Schweinekopf vor Rostocker Moschee abgelegt – Staatsschutz ermittelt

Vor dem Al-Nour-Kulturzentrum des Islamischen Bundes Rostock ist am Wochenende ein Schweinekopf deponiert worden. Der Staatsschutz hat Ermittlungen wegen des Verdachts der Beschimpfung von Bekenntnissen aufgenommen.

Eine Zeugin entdeckte den abgetrennten Schweinekopf am Sonntagmorgen gegen 8.30 Uhr vor dem Eingang der Einrichtung in der Salvador-Allende-Straße 28/29 im Stadtteil Toitenwinkel. Das Kulturzentrum, dessen Name „Das Licht“ bedeutet, wurde im vergangenen Winter eröffnet.

Nach bisherigen Erkenntnissen der Polizei wurde der Kopf in dem Zeitraum zwischen Freitag, 14. August, 14.30 Uhr, und Samstag, 15. August, 8.30 Uhr abgelegt. Auch Beobachtungen zwischen 8.30 und 9.00 Uhr am Samstagmorgen könnten für die Ermittlungen relevant sein. Hinweise nimmt der Kriminaldauerdienst unter der Telefonnummer 0381/4916 16 16 entgegen. Bisher seien keine weiteren Zeugenhinweise eingegangen, erklärte eine Polizeisprecherin.

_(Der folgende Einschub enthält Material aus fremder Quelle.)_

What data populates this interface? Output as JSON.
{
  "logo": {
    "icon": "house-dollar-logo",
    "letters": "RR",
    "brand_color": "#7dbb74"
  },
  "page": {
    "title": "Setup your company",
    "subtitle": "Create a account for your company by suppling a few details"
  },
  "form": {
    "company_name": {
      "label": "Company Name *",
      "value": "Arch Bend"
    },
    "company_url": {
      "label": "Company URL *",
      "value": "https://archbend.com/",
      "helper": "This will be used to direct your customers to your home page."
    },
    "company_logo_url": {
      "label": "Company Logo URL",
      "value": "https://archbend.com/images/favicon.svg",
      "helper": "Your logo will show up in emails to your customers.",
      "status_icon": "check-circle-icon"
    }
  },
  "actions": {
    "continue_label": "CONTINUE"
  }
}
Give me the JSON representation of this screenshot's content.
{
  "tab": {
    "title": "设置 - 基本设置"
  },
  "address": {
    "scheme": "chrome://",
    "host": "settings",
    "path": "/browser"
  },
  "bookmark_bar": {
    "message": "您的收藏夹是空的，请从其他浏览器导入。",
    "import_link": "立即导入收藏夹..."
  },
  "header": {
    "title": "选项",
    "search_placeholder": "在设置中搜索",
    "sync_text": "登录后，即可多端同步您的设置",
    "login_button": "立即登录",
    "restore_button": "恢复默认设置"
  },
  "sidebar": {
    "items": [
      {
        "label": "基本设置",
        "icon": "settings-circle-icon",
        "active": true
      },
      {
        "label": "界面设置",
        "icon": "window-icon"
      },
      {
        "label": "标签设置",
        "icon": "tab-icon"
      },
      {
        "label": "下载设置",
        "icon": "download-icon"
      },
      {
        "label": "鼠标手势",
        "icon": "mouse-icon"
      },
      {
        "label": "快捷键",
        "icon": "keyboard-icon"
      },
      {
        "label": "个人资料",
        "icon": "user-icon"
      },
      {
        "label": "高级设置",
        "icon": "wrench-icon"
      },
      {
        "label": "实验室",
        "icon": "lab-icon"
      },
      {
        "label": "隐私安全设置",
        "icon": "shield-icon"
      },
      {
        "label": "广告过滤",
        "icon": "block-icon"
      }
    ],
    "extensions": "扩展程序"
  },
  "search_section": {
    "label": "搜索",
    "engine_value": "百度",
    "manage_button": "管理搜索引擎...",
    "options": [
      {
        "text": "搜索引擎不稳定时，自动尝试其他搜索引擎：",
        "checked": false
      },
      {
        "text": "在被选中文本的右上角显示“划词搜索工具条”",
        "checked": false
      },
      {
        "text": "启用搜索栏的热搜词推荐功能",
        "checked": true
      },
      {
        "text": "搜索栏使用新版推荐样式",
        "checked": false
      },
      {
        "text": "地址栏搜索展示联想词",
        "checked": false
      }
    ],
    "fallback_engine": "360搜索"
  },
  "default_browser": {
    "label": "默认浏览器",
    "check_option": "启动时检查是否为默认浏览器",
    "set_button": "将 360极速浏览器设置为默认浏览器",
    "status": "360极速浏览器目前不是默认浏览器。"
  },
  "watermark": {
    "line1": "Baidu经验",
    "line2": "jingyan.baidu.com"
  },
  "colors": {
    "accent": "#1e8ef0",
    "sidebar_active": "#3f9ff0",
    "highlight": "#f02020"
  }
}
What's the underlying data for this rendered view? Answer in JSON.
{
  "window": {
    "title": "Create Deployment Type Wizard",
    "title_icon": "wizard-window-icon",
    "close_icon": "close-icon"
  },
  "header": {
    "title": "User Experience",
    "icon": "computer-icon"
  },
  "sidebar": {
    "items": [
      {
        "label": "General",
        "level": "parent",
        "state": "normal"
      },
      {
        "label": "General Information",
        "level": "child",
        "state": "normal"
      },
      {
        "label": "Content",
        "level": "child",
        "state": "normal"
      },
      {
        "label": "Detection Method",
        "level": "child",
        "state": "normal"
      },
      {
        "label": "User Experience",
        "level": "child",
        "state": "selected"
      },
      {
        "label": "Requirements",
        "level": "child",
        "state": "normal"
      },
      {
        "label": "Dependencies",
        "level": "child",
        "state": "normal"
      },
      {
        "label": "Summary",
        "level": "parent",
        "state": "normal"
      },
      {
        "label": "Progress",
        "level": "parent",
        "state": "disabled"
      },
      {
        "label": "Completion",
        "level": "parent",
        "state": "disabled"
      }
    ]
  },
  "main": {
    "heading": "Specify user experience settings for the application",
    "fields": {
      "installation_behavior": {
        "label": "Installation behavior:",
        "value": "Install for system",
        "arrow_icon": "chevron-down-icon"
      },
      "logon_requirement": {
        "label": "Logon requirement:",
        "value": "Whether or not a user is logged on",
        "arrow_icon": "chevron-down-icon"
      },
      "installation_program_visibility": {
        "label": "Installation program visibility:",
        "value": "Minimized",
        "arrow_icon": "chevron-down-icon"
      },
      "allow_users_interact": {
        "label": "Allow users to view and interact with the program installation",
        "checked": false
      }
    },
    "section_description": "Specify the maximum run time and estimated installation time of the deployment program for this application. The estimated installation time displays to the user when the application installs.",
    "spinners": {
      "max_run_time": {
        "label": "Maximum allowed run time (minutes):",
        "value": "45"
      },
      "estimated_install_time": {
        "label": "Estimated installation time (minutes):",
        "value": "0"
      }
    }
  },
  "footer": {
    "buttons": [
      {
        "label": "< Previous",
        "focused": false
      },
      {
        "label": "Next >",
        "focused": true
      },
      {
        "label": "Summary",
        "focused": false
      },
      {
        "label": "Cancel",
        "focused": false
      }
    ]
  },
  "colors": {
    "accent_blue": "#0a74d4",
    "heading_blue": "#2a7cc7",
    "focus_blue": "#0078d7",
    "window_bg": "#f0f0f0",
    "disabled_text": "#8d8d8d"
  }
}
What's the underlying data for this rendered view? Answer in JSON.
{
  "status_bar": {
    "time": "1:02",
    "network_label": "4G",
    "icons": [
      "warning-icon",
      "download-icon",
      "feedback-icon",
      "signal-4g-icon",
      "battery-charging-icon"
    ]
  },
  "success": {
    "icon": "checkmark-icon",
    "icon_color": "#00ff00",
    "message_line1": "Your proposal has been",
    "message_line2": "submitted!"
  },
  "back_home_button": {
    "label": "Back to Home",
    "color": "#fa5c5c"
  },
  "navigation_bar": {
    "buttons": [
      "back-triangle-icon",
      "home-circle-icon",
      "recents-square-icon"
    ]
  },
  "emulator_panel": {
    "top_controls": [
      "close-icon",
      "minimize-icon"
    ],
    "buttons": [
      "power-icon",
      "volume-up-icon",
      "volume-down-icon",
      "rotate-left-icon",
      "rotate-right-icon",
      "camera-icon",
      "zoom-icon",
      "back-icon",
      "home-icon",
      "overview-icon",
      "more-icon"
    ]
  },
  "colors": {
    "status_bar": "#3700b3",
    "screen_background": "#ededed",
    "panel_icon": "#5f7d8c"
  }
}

Ermittler prüfen den Verdacht einer Straftat nach Paragraph 166 des Strafgesetzbuches. Danach kann die Beschimpfung von Bekenntnissen, Religionsgesellschaften und Weltanschauungsvereinigungen mit einer Freiheitsstrafe von bis zu drei Jahren oder mit einer Geldstrafe geahndet werden.

Der Islamische Bund Rostock verurteilte den Vorfall scharf. „Wir verurteilen den abscheulichen Angriff auf unser Gotteshaus auf das Schärfste“, erklärte Dr. Ahmed Maher Fakhouri. Das Ablegen des Schweinekopfes sei „ein feiger Versuch, Muslime in unserer Stadt zu herabzuwürdigen und zu provozieren“. Die Tat richte sich nicht nur gegen die Gemeinde, sondern stelle auch einen „direkten Angriff auf die Demokratie und unser Grundgesetz“ dar. Religionsfreiheit und die ungestörte Ausübung des Glaubens seien in Deutschland geschützte Menschenrechte.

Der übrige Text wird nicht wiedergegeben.